Dictionary of National Biography, 1885-1900/Greenhill, Thomas
GREENHILL, THOMAS (1681–1740?), writer on embalming, son of William Greenhill of Greenhill at Harrow, Middlesex, a counsellor-at-law and secretary to General Monck, was born in 1681, after his father's death, probably at Abbot's Langley, Hertfordshire, as his father died there. His mother was Elizabeth, daughter of William White of London, who had by one husband thirty-nine children, all (it is said) born alive and baptised, and all single births except one. An addition was made to the arms of the family in 1698, in commemoration of this extraordinary case of fecundity. There are portraits of Elizabeth Greenhill at Walling Wells, near Worksop, and at Lowesby Hall, Leicestershire. Thomas was a surgeon of some repute, who lived in London, in King Street, Bloomsbury, and died about 1740, leaving a family behind him. He was the author of two papers in the 'Philosophical Transactions' of no great interest or value, July 1700 and June 1705. He is known as the author of ‘Νεκροκηδεία, or the Art of Embalming; wherein is shewn the right of Burial, the funeral ceremonies, especially that of preserving Bodies after the Egyptian method,’pt. i.
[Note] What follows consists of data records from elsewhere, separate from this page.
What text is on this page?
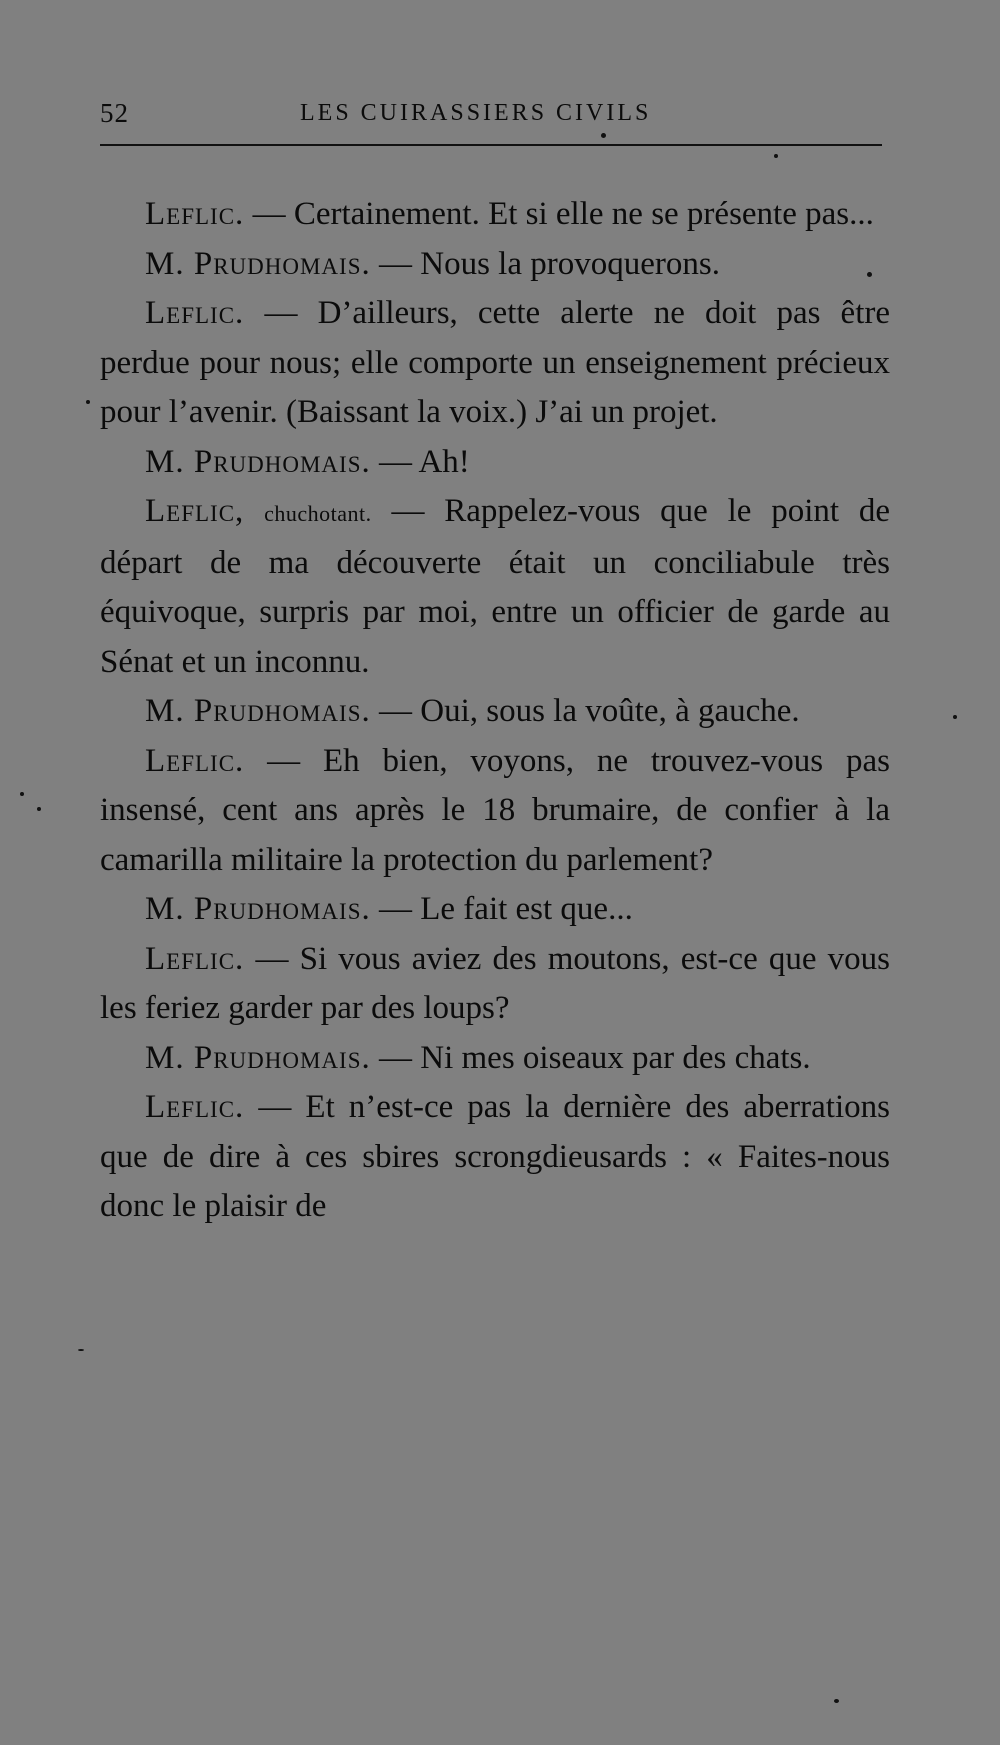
52	LES CUIRASSIERS CIVILS

Leflic. — Certainement. Et si elle ne se présente pas...

M. Prudhomais. — Nous la provoquerons.

Leflic. — D’ailleurs, cette alerte ne doit pas être perdue pour nous; elle comporte un enseignement précieux pour l’avenir. (Baissant la voix.) J’ai un projet.

M. Prudhomais. — Ah!

Leflic, chuchotant. — Rappelez-vous que le point de départ de ma découverte était un conciliabule très équivoque, surpris par moi, entre un officier de garde au Sénat et un inconnu.

M. Prudhomais. — Oui, sous la voûte, à gauche.

Leflic. — Eh bien, voyons, ne trouvez-vous pas insensé, cent ans après le 18 brumaire, de confier à la camarilla militaire la protection du parlement?

M. Prudhomais. — Le fait est que...

Leflic. — Si vous aviez des moutons, est-ce que vous les feriez garder par des loups?

M. Prudhomais. — Ni mes oiseaux par des chats.

Leflic. — Et n’est-ce pas la dernière des aberrations que de dire à ces sbires scrongdieusards : « Faites-nous donc le plaisir de
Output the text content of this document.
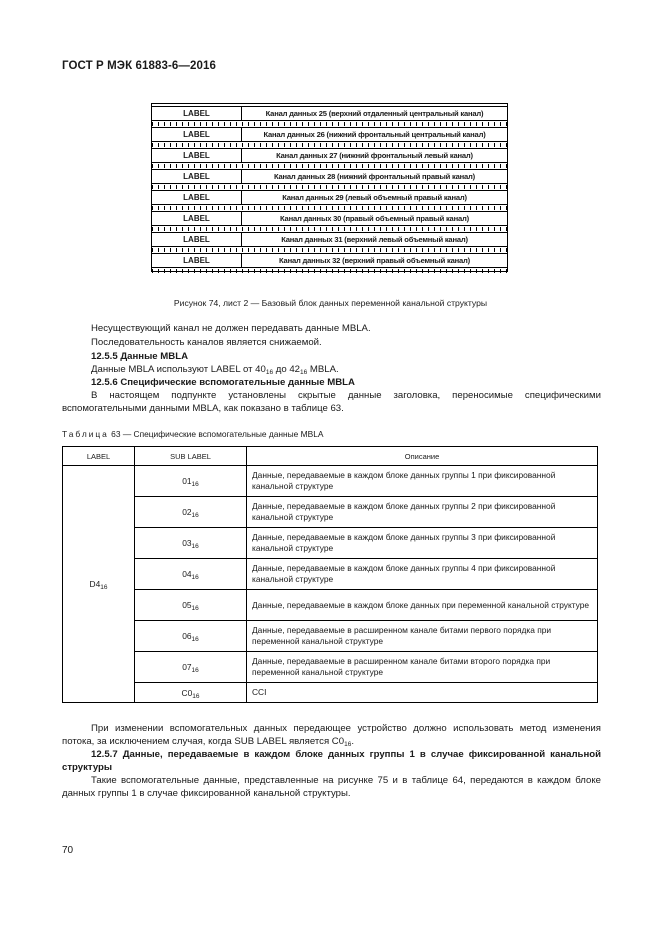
ГОСТ Р МЭК 61883-6—2016
LABEL	Канал данных 25 (верхний отдаленный центральный канал)
LABEL	Канал данных 26 (нижний фронтальный центральный канал)
LABEL	Канал данных 27 (нижний фронтальный левый канал)
LABEL	Канал данных 28 (нижний фронтальный правый канал)
LABEL	Канал данных 29 (левый объемный правый канал)
LABEL	Канал данных 30 (правый объемный правый канал)
LABEL	Канал данных 31 (верхний левый объемный канал)
LABEL	Канал данных 32 (верхний правый объемный канал)
Рисунок 74, лист 2 — Базовый блок данных переменной канальной структуры
Несуществующий канал не должен передавать данные MBLA.
Последовательность каналов является снижаемой.
12.5.5 Данные MBLA
Данные MBLA используют LABEL от $40_{16}$ до $42_{16}$ MBLA.
12.5.6 Специфические вспомогательные данные MBLA
В настоящем подпункте установлены скрытые данные заголовка, переносимые специфическими вспомогательными данными MBLA, как показано в таблице 63.
Таблица 63 — Специфические вспомогательные данные MBLA
LABEL	SUB LABEL	Описание
$D4_{16}$	$01_{16}$	Данные, передаваемые в каждом блоке данных группы 1 при фиксированной канальной структуре
	$02_{16}$	Данные, передаваемые в каждом блоке данных группы 2 при фиксированной канальной структуре
	$03_{16}$	Данные, передаваемые в каждом блоке данных группы 3 при фиксированной канальной структуре
	$04_{16}$	Данные, передаваемые в каждом блоке данных группы 4 при фиксированной канальной структуре
	$05_{16}$	Данные, передаваемые в каждом блоке данных при переменной канальной структуре
	$06_{16}$	Данные, передаваемые в расширенном канале битами первого порядка при переменной канальной структуре
	$07_{16}$	Данные, передаваемые в расширенном канале битами второго порядка при переменной канальной структуре
	$C0_{16}$	CCI
При изменении вспомогательных данных передающее устройство должно использовать метод изменения потока, за исключением случая, когда SUB LABEL является $C0_{16}$.
12.5.7 Данные, передаваемые в каждом блоке данных группы 1 в случае фиксированной канальной структуры
Такие вспомогательные данные, представленные на рисунке 75 и в таблице 64, передаются в каждом блоке данных группы 1 в случае фиксированной канальной структуры.
70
London, 4to, 1705. From another title-page it appears that the work was to have consisted of three parts, but only the first was published by subscription. It is not a book of original learning or research, but is a very creditable work for so young a man, and its information is still useful. The author's portrait by Nutting, after T. Murray, is prefixed.
[Family papers; Notes and Queries, 5th ser. ix. 512; Gent. Mag. 1805, pt. i. 405; Noble's continuation of Granger's Biog. Hist. i. 235.]